His brow lifted in silent question.

“I’m not here to argue,” she said quickly, and it felt like an opening she had to make with care, the first cut in a knot.

His mouth tipped in the smallest warning of a smile. “Then I’m terrified.”

She ignored him, moving to sit opposite. Her fingers traced along the grain of the table instead, restless, unwilling to be still. “I want to know everything about the Claiming.”

He set his mug aside with careful hands, as if the table might startle if he moved too fast. “Ella.”

“No games,” she said, her voice steadier now. “I get that it’s dangerous. But I need to know more. And no half-truths this time. Please.”

His eyes narrowed, and his silence smoldered deeper than the fire’s crackle. “Ella.” His voice roughened. “You’re relentless. Always pushing. Always prying. And you think you’re ready for every truth you demand.”
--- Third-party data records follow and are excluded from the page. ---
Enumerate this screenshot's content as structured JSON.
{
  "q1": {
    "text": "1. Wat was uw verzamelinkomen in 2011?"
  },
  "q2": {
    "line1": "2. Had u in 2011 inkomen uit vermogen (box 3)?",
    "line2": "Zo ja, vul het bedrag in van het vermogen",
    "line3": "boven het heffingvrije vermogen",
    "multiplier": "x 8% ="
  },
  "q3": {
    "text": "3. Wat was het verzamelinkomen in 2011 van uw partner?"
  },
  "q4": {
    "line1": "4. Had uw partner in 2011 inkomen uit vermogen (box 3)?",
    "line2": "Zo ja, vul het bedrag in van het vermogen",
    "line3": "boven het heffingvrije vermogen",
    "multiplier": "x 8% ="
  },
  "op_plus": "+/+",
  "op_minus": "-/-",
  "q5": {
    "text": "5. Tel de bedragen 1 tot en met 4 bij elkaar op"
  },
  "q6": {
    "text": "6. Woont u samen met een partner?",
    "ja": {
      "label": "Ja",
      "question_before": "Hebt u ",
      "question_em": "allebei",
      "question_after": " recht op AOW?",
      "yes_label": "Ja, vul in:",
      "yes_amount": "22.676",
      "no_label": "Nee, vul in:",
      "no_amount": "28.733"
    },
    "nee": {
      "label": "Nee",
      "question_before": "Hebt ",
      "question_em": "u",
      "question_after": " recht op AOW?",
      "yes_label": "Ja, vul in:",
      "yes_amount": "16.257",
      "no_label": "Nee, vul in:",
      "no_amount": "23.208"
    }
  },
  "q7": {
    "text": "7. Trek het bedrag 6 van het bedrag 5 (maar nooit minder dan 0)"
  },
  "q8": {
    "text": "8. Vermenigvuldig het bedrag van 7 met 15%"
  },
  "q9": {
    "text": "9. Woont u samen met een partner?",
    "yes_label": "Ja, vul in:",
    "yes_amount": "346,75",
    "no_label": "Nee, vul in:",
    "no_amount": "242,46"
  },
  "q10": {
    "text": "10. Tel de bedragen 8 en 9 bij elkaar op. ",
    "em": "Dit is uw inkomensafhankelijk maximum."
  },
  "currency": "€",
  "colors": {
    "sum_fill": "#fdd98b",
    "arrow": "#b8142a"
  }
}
“I can handle it. Tell me.” She slammed her palms on the desk, the sound cracking through the room.

A slow breath left him, unbothered by her fury.

“I saw what happened when the seer gave you too much. She peeled you open, word by word.”
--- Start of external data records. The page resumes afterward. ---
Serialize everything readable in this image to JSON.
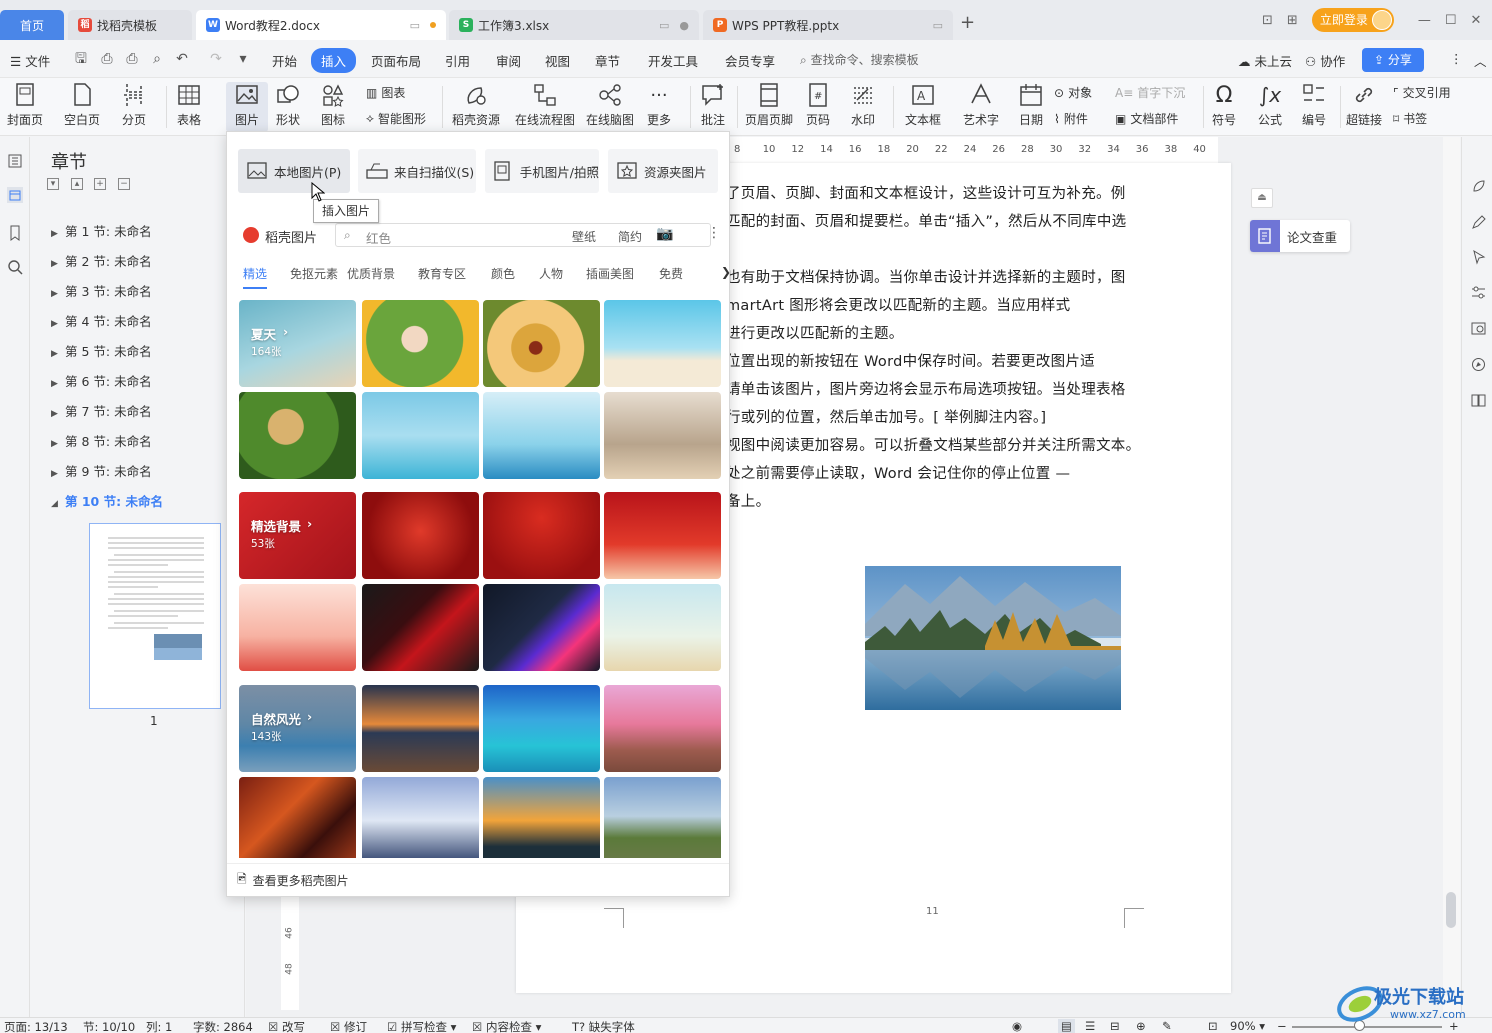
{
  "tabs": [
    {
      "label": "首页"
    },
    {
      "label": "找稻壳模板",
      "color": "#e64a3b"
    },
    {
      "label": "Word教程2.docx",
      "color": "#3d7ff5"
    },
    {
      "label": "工作簿3.xlsx",
      "color": "#2bb15c"
    },
    {
      "label": "WPS PPT教程.pptx",
      "color": "#f06a23"
    }
  ],
  "title_right": {
    "login": "立即登录"
  },
  "menu": {
    "file": "文件",
    "items": [
      "开始",
      "插入",
      "页面布局",
      "引用",
      "审阅",
      "视图",
      "章节",
      "开发工具",
      "会员专享"
    ],
    "active": "插入",
    "search": "查找命令、搜索模板",
    "cloud": "未上云",
    "collab": "协作",
    "share": "分享"
  },
  "ribbon": {
    "cover": "封面页",
    "blank": "空白页",
    "pagebreak": "分页",
    "table": "表格",
    "picture": "图片",
    "shape": "形状",
    "icon": "图标",
    "chart": "图表",
    "smartart": "智能图形",
    "docer": "稻壳资源",
    "flowchart": "在线流程图",
    "mindmap": "在线脑图",
    "more": "更多",
    "comment": "批注",
    "headerfooter": "页眉页脚",
    "pagenum": "页码",
    "watermark": "水印",
    "textbox": "文本框",
    "wordart": "艺术字",
    "date": "日期",
    "object": "对象",
    "attachment": "附件",
    "dropcap": "首字下沉",
    "docpart": "文档部件",
    "symbol": "符号",
    "formula": "公式",
    "numbering": "编号",
    "hyperlink": "超链接",
    "crossref": "交叉引用",
    "bookmark": "书签"
  },
  "chapter_panel": {
    "title": "章节",
    "sections": [
      "第 1 节: 未命名",
      "第 2 节: 未命名",
      "第 3 节: 未命名",
      "第 4 节: 未命名",
      "第 5 节: 未命名",
      "第 6 节: 未命名",
      "第 7 节: 未命名",
      "第 8 节: 未命名",
      "第 9 节: 未命名",
      "第 10 节: 未命名"
    ],
    "active_section": "第 10 节: 未命名",
    "page_label": "1"
  },
  "ruler": {
    "ticks": [
      "8",
      "10",
      "12",
      "14",
      "16",
      "18",
      "20",
      "22",
      "24",
      "26",
      "28",
      "30",
      "32",
      "34",
      "36",
      "38",
      "40"
    ]
  },
  "document": {
    "lines": [
      "了页眉、页脚、封面和文本框设计，这些设计可互为补充。例",
      "匹配的封面、页眉和提要栏。单击“插入”，然后从不同库中选",
      "也有助于文档保持协调。当你单击设计并选择新的主题时，图",
      "martArt 图形将会更改以匹配新的主题。当应用样式",
      "进行更改以匹配新的主题。",
      "位置出现的新按钮在 Word中保存时间。若要更改图片适",
      "请单击该图片，图片旁边将会显示布局选项按钮。当处理表格",
      "行或列的位置，然后单击加号。[ 举例脚注内容。]",
      "视图中阅读更加容易。可以折叠文档某些部分并关注所需文本。",
      "处之前需要停止读取，Word 会记住你的停止位置 —",
      "备上。"
    ],
    "page_number": "11"
  },
  "side_panel": {
    "thesis_check": "论文查重"
  },
  "picture_dropdown": {
    "sources": [
      "本地图片(P)",
      "来自扫描仪(S)",
      "手机图片/拍照",
      "资源夹图片"
    ],
    "tooltip": "插入图片",
    "docer_label": "稻壳图片",
    "search_value": "红色",
    "search_tags": [
      "壁纸",
      "简约"
    ],
    "categories": [
      "精选",
      "免抠元素",
      "优质背景",
      "教育专区",
      "颜色",
      "人物",
      "插画美图",
      "免费"
    ],
    "active_category": "精选",
    "groups": [
      {
        "title": "夏天",
        "count": "164张"
      },
      {
        "title": "精选背景",
        "count": "53张"
      },
      {
        "title": "自然风光",
        "count": "143张"
      }
    ],
    "more_link": "查看更多稻壳图片"
  },
  "status": {
    "page": "页面: 13/13",
    "section": "节: 10/10",
    "column": "列: 1",
    "wordcount": "字数: 2864",
    "revise": "改写",
    "track": "修订",
    "spellcheck": "拼写检查",
    "contentcheck": "内容检查",
    "missingfont": "缺失字体",
    "zoom": "90%"
  },
  "watermark": {
    "text": "极光下载站",
    "url": "www.xz7.com"
  },
  "colors": {
    "accent": "#3d7ff5",
    "login": "#f7a21b",
    "thesis": "#6f75d6"
  }
}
His expression darkened, his gaze dragging over her like a touch.

“You looked…unsettled by her words. Stripped bare.”

He leaned forward, his voice dropping lower still. “I would know. I’ve seen you naked. It did not unsettle me in the slightest. It settled in all the right places.”

Heat struck her cheeks, but she didn’t let him deter her. “You’re not going to deflect by flirting. Tell me about the Claiming ceremony.”
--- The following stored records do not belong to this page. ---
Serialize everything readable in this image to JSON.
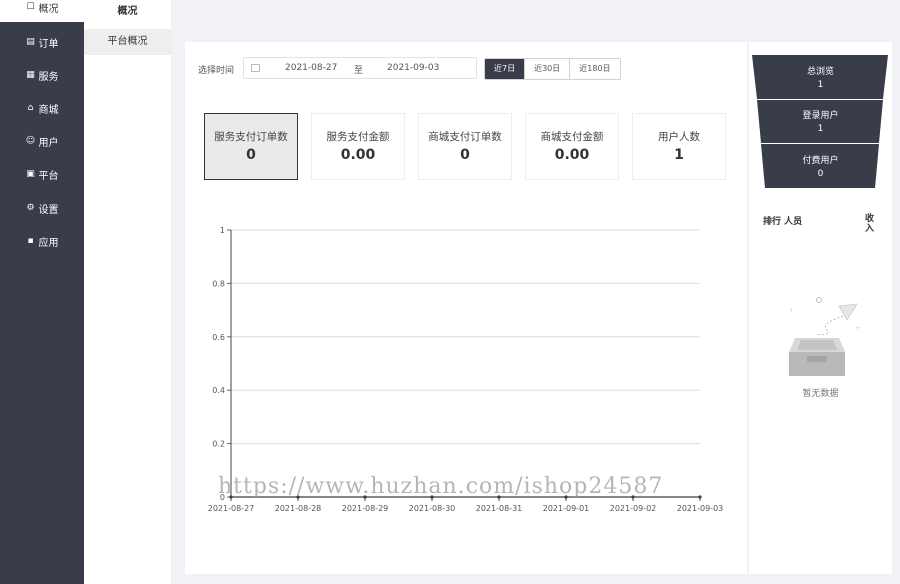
{
  "sidebar": {
    "items": [
      {
        "label": "概况",
        "icon": "chat-icon",
        "glyph": "☐",
        "active": true
      },
      {
        "label": "订单",
        "icon": "order-icon",
        "glyph": "▤",
        "active": false
      },
      {
        "label": "服务",
        "icon": "service-icon",
        "glyph": "▦",
        "active": false
      },
      {
        "label": "商城",
        "icon": "shop-icon",
        "glyph": "⌂",
        "active": false
      },
      {
        "label": "用户",
        "icon": "user-icon",
        "glyph": "☺",
        "active": false
      },
      {
        "label": "平台",
        "icon": "platform-icon",
        "glyph": "▣",
        "active": false
      },
      {
        "label": "设置",
        "icon": "gear-icon",
        "glyph": "⚙",
        "active": false
      },
      {
        "label": "应用",
        "icon": "apps-icon",
        "glyph": "▪",
        "active": false
      }
    ]
  },
  "subsidebar": {
    "title": "概况",
    "item": "平台概况"
  },
  "filter": {
    "label": "选择时间",
    "start": "2021-08-27",
    "separator": "至",
    "end": "2021-09-03",
    "ranges": [
      {
        "label": "近7日",
        "active": true
      },
      {
        "label": "近30日",
        "active": false
      },
      {
        "label": "近180日",
        "active": false
      }
    ]
  },
  "cards": [
    {
      "label": "服务支付订单数",
      "value": "0",
      "selected": true
    },
    {
      "label": "服务支付金额",
      "value": "0.00",
      "selected": false
    },
    {
      "label": "商城支付订单数",
      "value": "0",
      "selected": false
    },
    {
      "label": "商城支付金额",
      "value": "0.00",
      "selected": false
    },
    {
      "label": "用户人数",
      "value": "1",
      "selected": false
    }
  ],
  "chart_data": {
    "type": "line",
    "categories": [
      "2021-08-27",
      "2021-08-28",
      "2021-08-29",
      "2021-08-30",
      "2021-08-31",
      "2021-09-01",
      "2021-09-02",
      "2021-09-03"
    ],
    "series": [
      {
        "values": [
          0,
          0,
          0,
          0,
          0,
          0,
          0,
          0
        ]
      }
    ],
    "yticks": [
      "0",
      "0.2",
      "0.4",
      "0.6",
      "0.8",
      "1"
    ],
    "ylim": [
      0,
      1
    ],
    "grid": true,
    "title": "",
    "xlabel": "",
    "ylabel": ""
  },
  "watermark": "https://www.huzhan.com/ishop24587",
  "funnel": [
    {
      "label": "总浏览",
      "value": "1"
    },
    {
      "label": "登录用户",
      "value": "1"
    },
    {
      "label": "付费用户",
      "value": "0"
    }
  ],
  "ranking": {
    "head": "排行 人员",
    "income": "收入",
    "empty": "暂无数据"
  },
  "colors": {
    "sidebar": "#393d49",
    "accent": "#393d49",
    "funnel": "#393d49"
  }
}
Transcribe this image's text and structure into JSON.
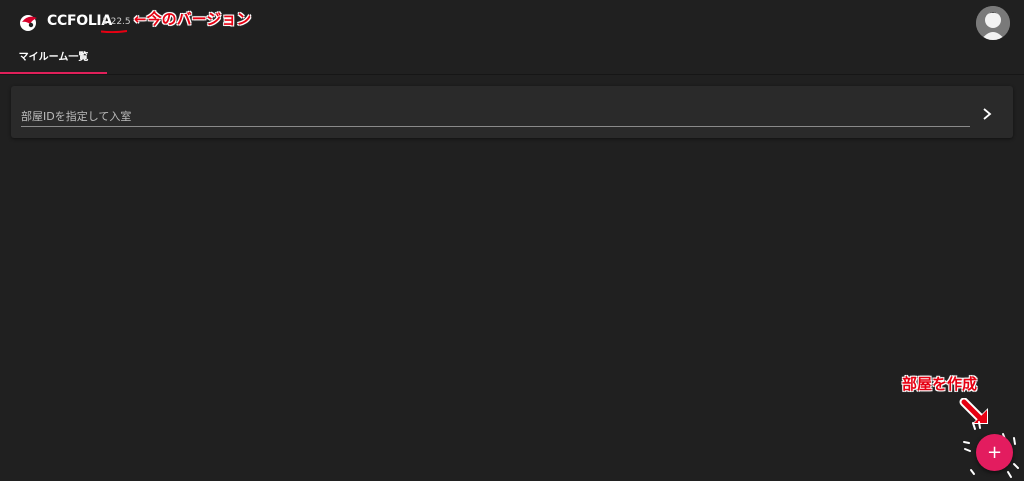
{
  "app": {
    "brand": "CCFOLIA",
    "version": "1.22.5"
  },
  "annotations": {
    "version_note": "←今のバージョン",
    "create_note": "部屋を作成"
  },
  "tabs": [
    {
      "label": "マイルーム一覧",
      "active": true
    }
  ],
  "room_entry": {
    "placeholder": "部屋IDを指定して入室",
    "value": ""
  },
  "fab": {
    "label": "+"
  },
  "colors": {
    "background": "#202020",
    "card": "#2a2a2a",
    "accent": "#e31c5f",
    "annotation": "#e60012"
  }
}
His jaw worked once, resisting, and then his shoulders eased in something close to resignation. “Fine. It begins at dusk,” he said at last.

Ella waited, ready to curse his ancestors if he stopped there.

“The day after tomorrow. You’ll walk into the arena through the High Cathedral. I’ll be there long before the bells toll, preparing. You’ll arrive with Maeren and Savina, along with Kalenya and some of the other female attendants. The walk is part of it, meant for the people of Dravaryn, and for the realm itself, to see who stands with me, to measure every soul chosen to witness.”

She caught it immediately, the way his words placed her not in the crowd behind him but beside his inner circle, displayed before the entire realm. Ella leaned back in her chair, arms dropping to her sides in a stunned, disbelieving huff. “I’m walking in with your inner circle? Do I get to sit by Maeren and Savina during the ceremony?”

His mouth curved faintly, though his eyes stayed unreadable. “You won’t be sitting. But yes. Something like that.”

Relief loosened her chest before she could stop it. She’d been worried he’d keep her hidden away, that she’d be set apart as an outsider. The thought of being beside them, of not being alone, settled her more than she wanted to admit. She chose not to press him on“something like that.”

Her pulse quickened, but she kept her face steady. “And then?”